The distinction between evolutionary homology and sequence similarity should be discussed. Unlike evolutionary homology, sequence similarity is not transitive: if A is 90% similar to B, and B is 90% similar to C, it does not imply that A is 90% similar to C. Were participants clearly informed that evolutionary homology would be evaluated? It seems not since not every entry was transitively closed.
The incomplete submissions are frustrating, especially for algorithms that were only applied to a single dataset. The manuscript is highly speculative in its discussion of EPO and progressiveMauve. In particular, the conclusion that progressiveMauve is the algorithm of choice for precise alignments should be qualified to state this has only been demonstrated for highly similar genomes. I would encourage the contest organizers to require submissions on all datasets in any future competitions.
Details are missing for how Mugsy and PSAR-align were executed in the supplementary file. The manuscript should note how Mugsy was designed for closely related genomes only – note this is the title of the Mugsy manuscript. As a result it is not surprising it has poor performance on the more distant genomes, but I suspect could be improved with modest parameter tuning (assuming defaults were used).
Minor points:
Include citation on promise of future sequencing technologies (page 5)
Include citation for rate of substitutions for vertebrate evolution (page 14)
Typo in max chromosome length in Table 1 simHuman / primate.
Runtimes and usability requirements for the different algorithms should be presented and discussed. A modestly worse F-score might be preferred if the runtime is substantially faster or requires substantially less RAM/disk.
Reviewer 3 Comments for the Author...
This MS assess multiple whole genome alignment tools after conducting a bake-off approximately 2 years ago. This MS is likely to be of moderate interest to a core set of researchers.

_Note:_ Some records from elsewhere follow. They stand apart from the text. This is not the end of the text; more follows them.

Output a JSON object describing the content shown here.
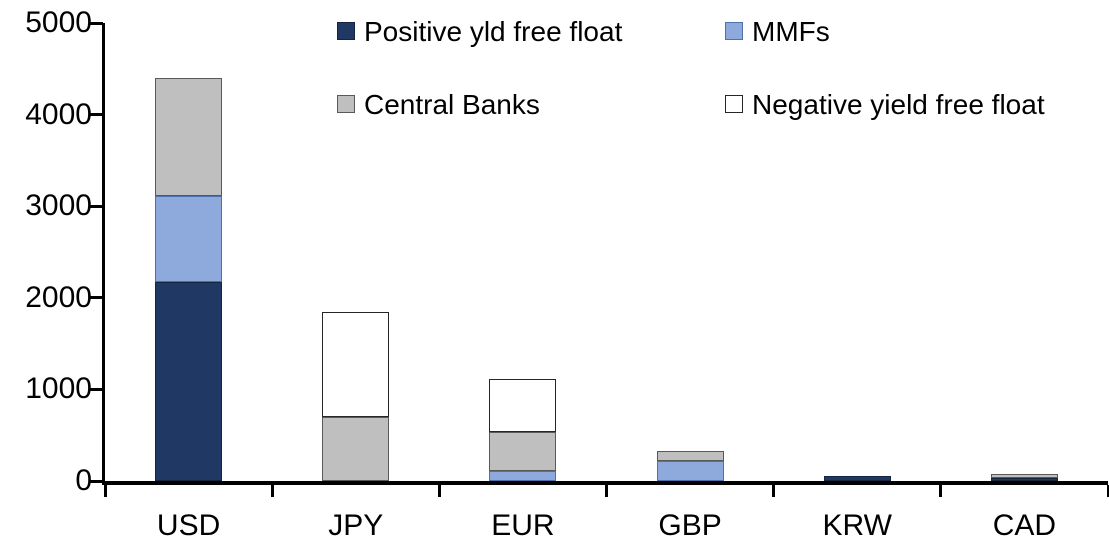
{
  "chart_data": {
    "type": "bar",
    "stacked": true,
    "title": "",
    "xlabel": "",
    "ylabel": "",
    "categories": [
      "USD",
      "JPY",
      "EUR",
      "GBP",
      "KRW",
      "CAD"
    ],
    "series": [
      {
        "name": "Positive yld free float",
        "color": "#1f3864",
        "border": "#16253f",
        "values": [
          2170,
          0,
          0,
          0,
          50,
          30
        ]
      },
      {
        "name": "MMFs",
        "color": "#8eaadc",
        "border": "#4a72ad",
        "values": [
          945,
          0,
          105,
          215,
          0,
          0
        ]
      },
      {
        "name": "Central Banks",
        "color": "#bfbfbf",
        "border": "#595959",
        "values": [
          1285,
          700,
          435,
          115,
          0,
          45
        ]
      },
      {
        "name": "Negative yield free float",
        "color": "#ffffff",
        "border": "#262626",
        "values": [
          0,
          1150,
          570,
          0,
          0,
          0
        ]
      }
    ],
    "totals": [
      4400,
      1850,
      1110,
      330,
      50,
      75
    ],
    "ylim": [
      0,
      5000
    ],
    "yticks": [
      0,
      1000,
      2000,
      3000,
      4000,
      5000
    ],
    "ytick_labels": [
      "0",
      "1000",
      "2000",
      "3000",
      "4000",
      "5000"
    ],
    "grid": false,
    "legend_position": "top",
    "legend_rows": [
      [
        0,
        1
      ],
      [
        2,
        3
      ]
    ],
    "axis_color": "#000000",
    "text_color": "#000000"
  }
}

The introduction and results in particular need to be extensively shortened. The results conflate selection of methodological choice (which could likely go into a discussion in the supplement) and interpretation of the results (which belongs in the discussion). What is currently in the discussion can also be shortened. The current discussion also presents new results and analysis. The intermingling of results/methods/discussion make a paper of this length difficult to read and understand. Removal of flowery and unnecessary language ("If asked to propose a winner of the competition, it is reasonable to claim that it depends upon the requirements of the user." is an egregious example) would also benefit the over-all flow of the MS.

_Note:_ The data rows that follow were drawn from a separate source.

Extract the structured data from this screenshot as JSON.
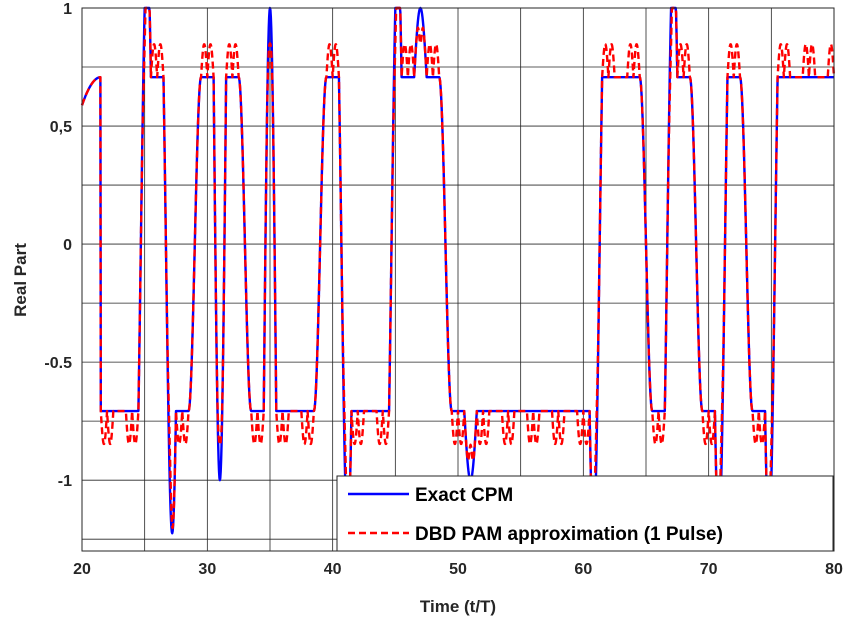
{
  "chart_data": {
    "type": "line",
    "title": "",
    "xlabel": "Time (t/T)",
    "ylabel": "Real Part",
    "xlim": [
      20,
      80
    ],
    "ylim": [
      -1.3,
      1
    ],
    "xticks": [
      20,
      30,
      40,
      50,
      60,
      70,
      80
    ],
    "xtick_labels": [
      "20",
      "30",
      "40",
      "50",
      "60",
      "70",
      "80"
    ],
    "yticks": [
      -1,
      -0.5,
      0,
      0.5,
      1
    ],
    "ytick_labels": [
      "-1",
      "-0.5",
      "0",
      "0,5",
      "1"
    ],
    "grid": true,
    "grid_x": [
      25,
      30,
      35,
      40,
      45,
      50,
      55,
      60,
      65,
      70,
      75
    ],
    "grid_y": [
      -1.25,
      -1,
      -0.75,
      -0.5,
      -0.25,
      0,
      0.25,
      0.5,
      0.75
    ],
    "legend_position": "bottom-right",
    "symbol_period": 2,
    "first_symbol_start": 21.5,
    "phase_levels": [
      -0.7071,
      -0.7071,
      0.7071,
      -0.7071,
      0.7071,
      0.7071,
      -0.7071,
      -0.7071,
      -0.7071,
      0.7071,
      -0.7071,
      -0.7071,
      0.7071,
      0.7071,
      -0.7071,
      -0.7071,
      -0.7071,
      -0.7071,
      -0.7071,
      -0.7071,
      0.7071,
      0.7071,
      -0.7071,
      0.7071,
      -0.7071,
      0.7071,
      -0.7071,
      0.7071,
      0.7071,
      0.7071
    ],
    "extrema": [
      0,
      1,
      -1,
      0,
      -1,
      0,
      1,
      0,
      0,
      -1,
      0,
      1,
      1,
      0,
      -1,
      0,
      0,
      0,
      0,
      -1,
      0,
      0,
      1,
      0,
      -1,
      0,
      -1,
      0,
      0
    ],
    "series": [
      {
        "name": "Exact CPM",
        "color": "#0000ff",
        "style": "solid"
      },
      {
        "name": "DBD PAM approximation (1 Pulse)",
        "color": "#ff0000",
        "style": "dashed"
      }
    ]
  }
}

Discussion might be made more interesting to other readers not directly interested in WGA by addressing why some algorithms out-perform others. In particular, why is cactus' stronger performance in the simulated data not mentioned at all in the conclusions? Further, the authors present multiple limitations of the study but do not present any solutions to these limitations. It would behoove them to present a much "higher-level" discussion to try and address more globally interesting issues in either: MSA, testing, simulation, or evolution.